Research from Colorado State University has found that secondhand tobacco smoke has a clear effect on dogs and their chance of disease. One study shows that the more members of a household who smoke, the higher their dogs’ risk of developing certain kinds of cancer. It is such a direct connection that dogs with long noses are at an even greater risk of developing certain nasal and sinus cancer, as they expose more tissue to the carcinogens when they inhale. Short and medium-nosed dogs are more susceptible to lung cancer, as the carcinogens more quickly pass the nose and settle in the lungs.

Likewise, a study done at Tufts College of Veterinary Medicine found that cats exposed to secondhand smoke have an increased chance of developing a type of oral cancer that smokers often fall victim to – squamous cell carcinoma. It is suspected that because of the grooming behaviour of cats, they expose the mucous membranes of their mouth to the cancer-causing chemicals. Cats living with smokers are also twice as likely to develop malignant lymphoma, a cancer that occurs in the lymph nodes and that is fatal to three out of four cats within 12 months of developing it.
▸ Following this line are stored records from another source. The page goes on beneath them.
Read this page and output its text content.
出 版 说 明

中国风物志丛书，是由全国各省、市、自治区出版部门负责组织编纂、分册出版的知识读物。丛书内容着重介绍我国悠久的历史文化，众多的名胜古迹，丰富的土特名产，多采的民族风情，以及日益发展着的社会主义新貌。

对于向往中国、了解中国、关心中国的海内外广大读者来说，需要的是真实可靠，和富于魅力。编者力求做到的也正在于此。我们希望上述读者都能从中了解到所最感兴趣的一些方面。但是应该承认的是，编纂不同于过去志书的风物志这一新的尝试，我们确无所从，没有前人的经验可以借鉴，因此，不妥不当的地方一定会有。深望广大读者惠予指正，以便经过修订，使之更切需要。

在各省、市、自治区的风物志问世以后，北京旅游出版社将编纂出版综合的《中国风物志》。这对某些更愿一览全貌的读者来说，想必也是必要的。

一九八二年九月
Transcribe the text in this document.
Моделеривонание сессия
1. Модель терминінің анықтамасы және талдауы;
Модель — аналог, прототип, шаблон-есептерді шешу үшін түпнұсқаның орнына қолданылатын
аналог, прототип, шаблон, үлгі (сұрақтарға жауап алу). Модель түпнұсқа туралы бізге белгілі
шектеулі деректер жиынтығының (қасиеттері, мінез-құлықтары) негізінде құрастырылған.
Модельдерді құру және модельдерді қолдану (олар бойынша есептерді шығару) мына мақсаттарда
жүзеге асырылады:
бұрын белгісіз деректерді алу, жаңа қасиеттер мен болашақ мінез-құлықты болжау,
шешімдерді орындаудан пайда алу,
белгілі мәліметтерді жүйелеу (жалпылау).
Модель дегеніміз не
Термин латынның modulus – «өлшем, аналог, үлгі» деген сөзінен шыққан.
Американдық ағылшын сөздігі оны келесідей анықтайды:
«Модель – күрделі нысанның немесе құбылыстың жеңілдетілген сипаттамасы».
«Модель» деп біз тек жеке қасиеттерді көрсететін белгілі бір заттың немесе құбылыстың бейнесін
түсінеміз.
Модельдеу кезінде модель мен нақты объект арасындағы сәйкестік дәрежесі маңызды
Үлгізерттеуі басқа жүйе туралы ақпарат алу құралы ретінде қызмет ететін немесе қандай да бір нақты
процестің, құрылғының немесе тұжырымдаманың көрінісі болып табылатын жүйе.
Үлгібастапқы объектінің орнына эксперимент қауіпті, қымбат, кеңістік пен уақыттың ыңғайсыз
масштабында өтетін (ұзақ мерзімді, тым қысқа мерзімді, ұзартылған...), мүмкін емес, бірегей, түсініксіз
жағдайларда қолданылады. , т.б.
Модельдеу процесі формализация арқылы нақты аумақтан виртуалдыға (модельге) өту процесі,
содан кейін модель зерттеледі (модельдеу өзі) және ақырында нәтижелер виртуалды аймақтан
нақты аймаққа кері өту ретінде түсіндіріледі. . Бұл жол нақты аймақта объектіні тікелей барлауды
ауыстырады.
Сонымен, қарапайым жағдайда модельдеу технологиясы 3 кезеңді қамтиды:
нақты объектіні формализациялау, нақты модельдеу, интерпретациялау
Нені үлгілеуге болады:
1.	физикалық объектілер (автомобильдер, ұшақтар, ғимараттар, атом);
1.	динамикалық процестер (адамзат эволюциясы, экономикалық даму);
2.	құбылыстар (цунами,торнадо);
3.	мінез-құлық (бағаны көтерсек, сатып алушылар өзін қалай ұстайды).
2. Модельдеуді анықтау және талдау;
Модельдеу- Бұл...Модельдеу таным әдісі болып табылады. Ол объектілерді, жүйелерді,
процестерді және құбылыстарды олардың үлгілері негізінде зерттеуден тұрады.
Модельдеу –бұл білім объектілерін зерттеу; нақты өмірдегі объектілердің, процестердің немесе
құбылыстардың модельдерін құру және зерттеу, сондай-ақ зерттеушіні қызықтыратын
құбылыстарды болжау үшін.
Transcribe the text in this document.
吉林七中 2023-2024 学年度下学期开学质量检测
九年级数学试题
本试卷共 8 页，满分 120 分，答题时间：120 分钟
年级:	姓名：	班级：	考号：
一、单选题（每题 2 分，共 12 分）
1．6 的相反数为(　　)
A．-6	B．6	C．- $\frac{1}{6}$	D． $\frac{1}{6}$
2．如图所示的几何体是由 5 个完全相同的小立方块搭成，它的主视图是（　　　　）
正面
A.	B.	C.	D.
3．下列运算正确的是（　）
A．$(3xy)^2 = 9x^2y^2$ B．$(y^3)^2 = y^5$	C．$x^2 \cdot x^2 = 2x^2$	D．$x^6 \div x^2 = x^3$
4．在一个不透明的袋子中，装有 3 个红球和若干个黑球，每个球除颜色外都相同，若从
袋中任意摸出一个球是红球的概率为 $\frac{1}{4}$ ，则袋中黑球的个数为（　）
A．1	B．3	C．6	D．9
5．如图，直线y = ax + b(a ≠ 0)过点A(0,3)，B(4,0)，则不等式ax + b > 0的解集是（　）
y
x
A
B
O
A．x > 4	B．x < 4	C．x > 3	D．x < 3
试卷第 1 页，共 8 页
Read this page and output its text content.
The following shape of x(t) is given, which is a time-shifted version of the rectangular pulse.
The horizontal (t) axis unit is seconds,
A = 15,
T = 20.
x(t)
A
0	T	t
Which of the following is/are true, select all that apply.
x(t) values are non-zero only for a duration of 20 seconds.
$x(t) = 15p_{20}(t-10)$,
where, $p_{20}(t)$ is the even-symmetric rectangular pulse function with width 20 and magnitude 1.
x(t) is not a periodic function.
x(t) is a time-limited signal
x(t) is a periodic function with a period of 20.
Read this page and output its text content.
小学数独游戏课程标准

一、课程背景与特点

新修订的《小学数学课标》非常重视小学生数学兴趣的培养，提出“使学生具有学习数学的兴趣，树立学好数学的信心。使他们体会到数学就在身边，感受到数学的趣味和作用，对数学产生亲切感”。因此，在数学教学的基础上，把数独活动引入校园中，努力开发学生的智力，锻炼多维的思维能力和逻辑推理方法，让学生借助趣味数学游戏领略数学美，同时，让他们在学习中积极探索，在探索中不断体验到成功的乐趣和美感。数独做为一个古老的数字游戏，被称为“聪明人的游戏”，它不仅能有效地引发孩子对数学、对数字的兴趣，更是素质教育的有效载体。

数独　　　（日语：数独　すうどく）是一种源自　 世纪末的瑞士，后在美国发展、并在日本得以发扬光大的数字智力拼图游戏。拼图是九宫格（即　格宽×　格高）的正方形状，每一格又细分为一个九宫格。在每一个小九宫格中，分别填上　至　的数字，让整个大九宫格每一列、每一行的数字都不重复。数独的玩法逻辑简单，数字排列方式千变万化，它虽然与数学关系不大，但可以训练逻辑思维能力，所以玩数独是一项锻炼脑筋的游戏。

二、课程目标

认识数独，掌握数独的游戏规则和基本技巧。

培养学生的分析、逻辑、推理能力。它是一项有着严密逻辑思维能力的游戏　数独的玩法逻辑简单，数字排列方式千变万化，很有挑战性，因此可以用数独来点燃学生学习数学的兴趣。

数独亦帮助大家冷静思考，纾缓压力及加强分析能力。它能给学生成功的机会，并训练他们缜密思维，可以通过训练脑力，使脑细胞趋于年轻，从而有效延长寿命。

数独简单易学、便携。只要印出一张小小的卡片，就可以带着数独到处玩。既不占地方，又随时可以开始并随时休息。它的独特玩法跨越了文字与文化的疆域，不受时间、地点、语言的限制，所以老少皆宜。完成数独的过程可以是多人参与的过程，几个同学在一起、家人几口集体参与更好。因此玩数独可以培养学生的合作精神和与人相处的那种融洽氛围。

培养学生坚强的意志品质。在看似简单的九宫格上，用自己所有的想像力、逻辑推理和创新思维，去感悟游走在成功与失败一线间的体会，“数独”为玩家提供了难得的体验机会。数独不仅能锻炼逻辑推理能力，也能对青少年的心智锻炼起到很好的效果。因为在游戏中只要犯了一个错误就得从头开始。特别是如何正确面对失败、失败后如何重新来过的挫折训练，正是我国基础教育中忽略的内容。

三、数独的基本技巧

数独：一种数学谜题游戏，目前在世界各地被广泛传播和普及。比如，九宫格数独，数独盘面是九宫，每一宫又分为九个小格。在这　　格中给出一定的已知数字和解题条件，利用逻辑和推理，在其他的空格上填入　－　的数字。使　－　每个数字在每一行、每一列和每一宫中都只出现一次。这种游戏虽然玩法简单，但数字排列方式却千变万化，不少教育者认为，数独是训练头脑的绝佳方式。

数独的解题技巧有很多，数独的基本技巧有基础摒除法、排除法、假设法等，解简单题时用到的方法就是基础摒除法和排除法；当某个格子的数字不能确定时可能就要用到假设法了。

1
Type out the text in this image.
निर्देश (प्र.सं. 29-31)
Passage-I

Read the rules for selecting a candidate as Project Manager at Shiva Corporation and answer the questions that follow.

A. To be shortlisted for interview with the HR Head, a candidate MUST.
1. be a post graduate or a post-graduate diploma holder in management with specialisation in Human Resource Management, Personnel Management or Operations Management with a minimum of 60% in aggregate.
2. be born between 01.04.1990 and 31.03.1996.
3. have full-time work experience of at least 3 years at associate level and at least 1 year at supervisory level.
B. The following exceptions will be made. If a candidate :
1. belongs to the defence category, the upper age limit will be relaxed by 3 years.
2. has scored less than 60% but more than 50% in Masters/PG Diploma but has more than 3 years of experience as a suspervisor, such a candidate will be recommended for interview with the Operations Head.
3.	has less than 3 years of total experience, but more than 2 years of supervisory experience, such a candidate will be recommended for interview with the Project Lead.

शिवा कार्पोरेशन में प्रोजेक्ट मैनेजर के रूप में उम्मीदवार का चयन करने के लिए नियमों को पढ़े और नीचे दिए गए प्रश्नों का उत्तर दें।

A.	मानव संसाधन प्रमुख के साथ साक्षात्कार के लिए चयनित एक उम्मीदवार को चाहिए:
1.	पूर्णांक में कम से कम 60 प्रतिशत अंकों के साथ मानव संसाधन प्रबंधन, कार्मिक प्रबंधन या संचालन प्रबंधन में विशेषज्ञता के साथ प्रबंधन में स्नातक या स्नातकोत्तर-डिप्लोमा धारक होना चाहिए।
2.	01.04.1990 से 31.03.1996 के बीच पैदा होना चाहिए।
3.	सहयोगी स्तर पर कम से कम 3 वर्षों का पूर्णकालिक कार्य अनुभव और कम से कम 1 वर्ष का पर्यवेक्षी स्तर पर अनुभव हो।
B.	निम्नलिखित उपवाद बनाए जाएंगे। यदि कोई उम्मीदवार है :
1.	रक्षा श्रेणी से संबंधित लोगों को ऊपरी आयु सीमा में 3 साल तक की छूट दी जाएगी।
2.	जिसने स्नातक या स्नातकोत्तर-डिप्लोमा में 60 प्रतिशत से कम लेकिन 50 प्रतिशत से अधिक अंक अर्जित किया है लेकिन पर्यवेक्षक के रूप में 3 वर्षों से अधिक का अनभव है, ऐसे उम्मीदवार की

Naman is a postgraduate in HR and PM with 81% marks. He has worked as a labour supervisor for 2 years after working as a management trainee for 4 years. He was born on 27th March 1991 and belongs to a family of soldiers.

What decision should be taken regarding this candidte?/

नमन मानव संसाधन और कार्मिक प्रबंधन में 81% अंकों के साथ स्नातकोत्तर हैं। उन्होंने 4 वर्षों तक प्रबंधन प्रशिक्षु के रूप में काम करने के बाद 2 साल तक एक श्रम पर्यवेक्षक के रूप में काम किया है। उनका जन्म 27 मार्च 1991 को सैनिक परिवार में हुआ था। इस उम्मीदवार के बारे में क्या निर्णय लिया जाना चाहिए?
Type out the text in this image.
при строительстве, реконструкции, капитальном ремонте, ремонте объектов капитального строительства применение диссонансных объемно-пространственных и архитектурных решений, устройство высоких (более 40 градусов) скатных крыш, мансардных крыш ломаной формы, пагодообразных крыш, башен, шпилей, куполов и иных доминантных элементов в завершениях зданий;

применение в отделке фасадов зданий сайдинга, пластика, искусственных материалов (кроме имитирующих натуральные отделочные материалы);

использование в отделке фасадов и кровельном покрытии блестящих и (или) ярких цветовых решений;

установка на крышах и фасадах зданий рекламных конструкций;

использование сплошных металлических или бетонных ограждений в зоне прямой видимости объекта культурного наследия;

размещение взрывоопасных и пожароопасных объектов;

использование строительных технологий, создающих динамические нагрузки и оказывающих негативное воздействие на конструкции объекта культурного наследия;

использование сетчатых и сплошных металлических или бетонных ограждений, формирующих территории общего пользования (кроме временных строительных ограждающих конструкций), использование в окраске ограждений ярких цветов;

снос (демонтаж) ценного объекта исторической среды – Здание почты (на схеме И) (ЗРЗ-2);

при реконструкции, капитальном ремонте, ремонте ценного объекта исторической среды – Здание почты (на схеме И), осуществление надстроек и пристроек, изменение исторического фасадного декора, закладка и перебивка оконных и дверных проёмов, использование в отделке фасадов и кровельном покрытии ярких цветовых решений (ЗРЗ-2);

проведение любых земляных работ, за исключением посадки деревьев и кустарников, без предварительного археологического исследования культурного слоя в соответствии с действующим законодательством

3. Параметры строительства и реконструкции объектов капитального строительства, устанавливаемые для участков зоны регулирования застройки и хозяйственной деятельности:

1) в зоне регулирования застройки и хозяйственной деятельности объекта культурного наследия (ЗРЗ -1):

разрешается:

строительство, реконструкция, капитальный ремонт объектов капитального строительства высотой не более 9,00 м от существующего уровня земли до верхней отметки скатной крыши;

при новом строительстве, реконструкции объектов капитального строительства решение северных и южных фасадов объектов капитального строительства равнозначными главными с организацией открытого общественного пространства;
Anyone with a pet bird knows to avoid using Teflon-coated pans because of birds’ sensitive respiratory systems–so it is no surprise that birds are also at risk for lung cancer, as well as pneumonia, from secondhand smoke.

Of the 5,000 chemicals identified in tobacco smoke, public health authorities have classified between 45 and 70 of those chemicals (including carcinogens, irritants and other toxins) as potentially causing the harmful effects of tobacco use. According to the Centers for Disease Control and Prevention, more than 126 million Americans who do not smoke are exposed to secondhand smoke in their homes, vehicles, workplaces, and public places. This exposure causes thousands of lung cancer and heart disease deaths among nonsmokers every year, according to the California Environmental Protection Agency.

Now, we can add animal companions to this sad set of statistics.